What does matter for productivity, politicians should note, is that the central role of primary equity markets for new shares is to raise capital for companies that are already quoted. In the US, the UK and other leading economies, growth is heavily debt-financed and public debt is running at close to wartime levels. The equity market is crucial in providing fresh capital to bolster corporate solvency and facilitate deleveraging when the economy is hit by the periodic financial crises that tend to follow financial deregulation.
That said, politicians are not entirely wrong-headed in wanting pension funds to immerse themselves in private markets. This is where much innovation in areas such as biotech, climate change and artificial intelligence is taking place. The supposed snag is that private shares are illiquid, meaning difficult to buy and sell. Yet defined contribution pension scheme members have no need of liquidity until retirement looms. Exposure to domestic private equity also offers them valuable diversification from investment in passive equity funds that suffer from excessive concentration in US equities and especially Big Tech.
Yet from a broader economic perspective, the opacity of private markets carries the risk of capital misallocation. Performance figures are misleading because of the huge windfall of returns garnered by private equity on investments funded with the freakishly low interest rates after the financial crisis that have now disappeared.

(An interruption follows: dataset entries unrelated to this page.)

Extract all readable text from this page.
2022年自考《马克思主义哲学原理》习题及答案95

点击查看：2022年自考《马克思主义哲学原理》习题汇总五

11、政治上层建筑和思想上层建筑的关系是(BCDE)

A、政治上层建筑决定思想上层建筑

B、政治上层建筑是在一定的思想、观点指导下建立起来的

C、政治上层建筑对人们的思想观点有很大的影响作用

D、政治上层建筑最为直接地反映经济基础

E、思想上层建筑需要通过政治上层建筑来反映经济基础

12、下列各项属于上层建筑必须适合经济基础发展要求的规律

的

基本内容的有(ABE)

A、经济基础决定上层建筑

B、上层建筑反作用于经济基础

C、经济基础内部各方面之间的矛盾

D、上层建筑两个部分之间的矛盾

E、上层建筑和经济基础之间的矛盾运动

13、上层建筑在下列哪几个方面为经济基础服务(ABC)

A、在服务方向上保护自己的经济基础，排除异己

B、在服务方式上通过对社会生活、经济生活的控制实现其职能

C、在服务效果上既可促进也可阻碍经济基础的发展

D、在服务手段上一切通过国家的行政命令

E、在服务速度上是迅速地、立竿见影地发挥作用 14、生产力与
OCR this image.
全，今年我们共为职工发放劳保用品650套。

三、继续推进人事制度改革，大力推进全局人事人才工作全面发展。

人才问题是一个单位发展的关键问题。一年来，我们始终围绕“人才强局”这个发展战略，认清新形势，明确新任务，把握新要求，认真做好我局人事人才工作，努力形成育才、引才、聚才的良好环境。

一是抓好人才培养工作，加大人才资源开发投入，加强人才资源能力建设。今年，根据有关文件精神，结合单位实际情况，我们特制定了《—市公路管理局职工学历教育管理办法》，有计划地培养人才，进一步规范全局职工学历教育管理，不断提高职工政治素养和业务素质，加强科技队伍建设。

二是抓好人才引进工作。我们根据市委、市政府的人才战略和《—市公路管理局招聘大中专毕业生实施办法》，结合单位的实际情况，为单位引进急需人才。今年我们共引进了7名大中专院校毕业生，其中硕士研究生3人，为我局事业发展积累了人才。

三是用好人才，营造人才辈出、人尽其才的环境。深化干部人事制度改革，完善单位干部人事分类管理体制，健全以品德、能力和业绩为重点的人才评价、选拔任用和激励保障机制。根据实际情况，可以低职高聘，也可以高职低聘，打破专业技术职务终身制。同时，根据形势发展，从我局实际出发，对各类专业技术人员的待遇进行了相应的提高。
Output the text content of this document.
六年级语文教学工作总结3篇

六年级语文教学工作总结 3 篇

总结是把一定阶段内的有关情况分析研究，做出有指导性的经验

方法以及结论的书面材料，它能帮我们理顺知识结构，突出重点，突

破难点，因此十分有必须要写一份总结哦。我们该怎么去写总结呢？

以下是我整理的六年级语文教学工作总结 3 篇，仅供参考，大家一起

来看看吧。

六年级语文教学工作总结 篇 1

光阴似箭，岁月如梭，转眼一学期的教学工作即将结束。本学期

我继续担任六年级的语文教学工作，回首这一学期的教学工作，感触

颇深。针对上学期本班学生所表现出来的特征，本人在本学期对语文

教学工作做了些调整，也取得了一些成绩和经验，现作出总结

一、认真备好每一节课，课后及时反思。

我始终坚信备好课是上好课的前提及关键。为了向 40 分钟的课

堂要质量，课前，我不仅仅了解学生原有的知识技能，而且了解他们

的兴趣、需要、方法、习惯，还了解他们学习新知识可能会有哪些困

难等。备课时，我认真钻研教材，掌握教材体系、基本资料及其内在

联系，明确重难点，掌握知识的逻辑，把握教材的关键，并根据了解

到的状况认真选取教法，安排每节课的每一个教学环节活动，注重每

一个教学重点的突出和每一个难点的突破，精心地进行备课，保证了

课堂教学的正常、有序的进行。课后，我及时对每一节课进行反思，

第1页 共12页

In the hangover from the boom, private equity managers are struggling to sell companies and return cash to investors.
Much stop-gap financing is today being provided to them by private credit. According to economists Leonore Palladino and Harrison Karlewicz, fast-growing private credit funds pose a unique set of potential systemic risks because of their reliance on bank funding, loan illiquidity, the opacity of the terms of loans and potential maturity mismatches with investors’ needs to withdraw funds. Importantly, this market has never been tested in a downturn.
The lesson politicians must learn is that the productive contribution to the economy of a well-functioning banking system is the accurate pricing of credit and liquidity risk. We know from the financial crisis, which followed years of mispricing of risk, that our debt-laden economy is forever hostage to excessive risk taking in finance. So a central goal of policymakers should be to minimise this hugely economically costly systemic vulnerability and to treat with extreme caution the pleas of bankers and business lobbies for light-touch, supposedly growth-friendly, regulation. The benefits here for taxpayers, investors and savers are far greater than anything that will come from politicians playing with other people’s pension fund portfolios.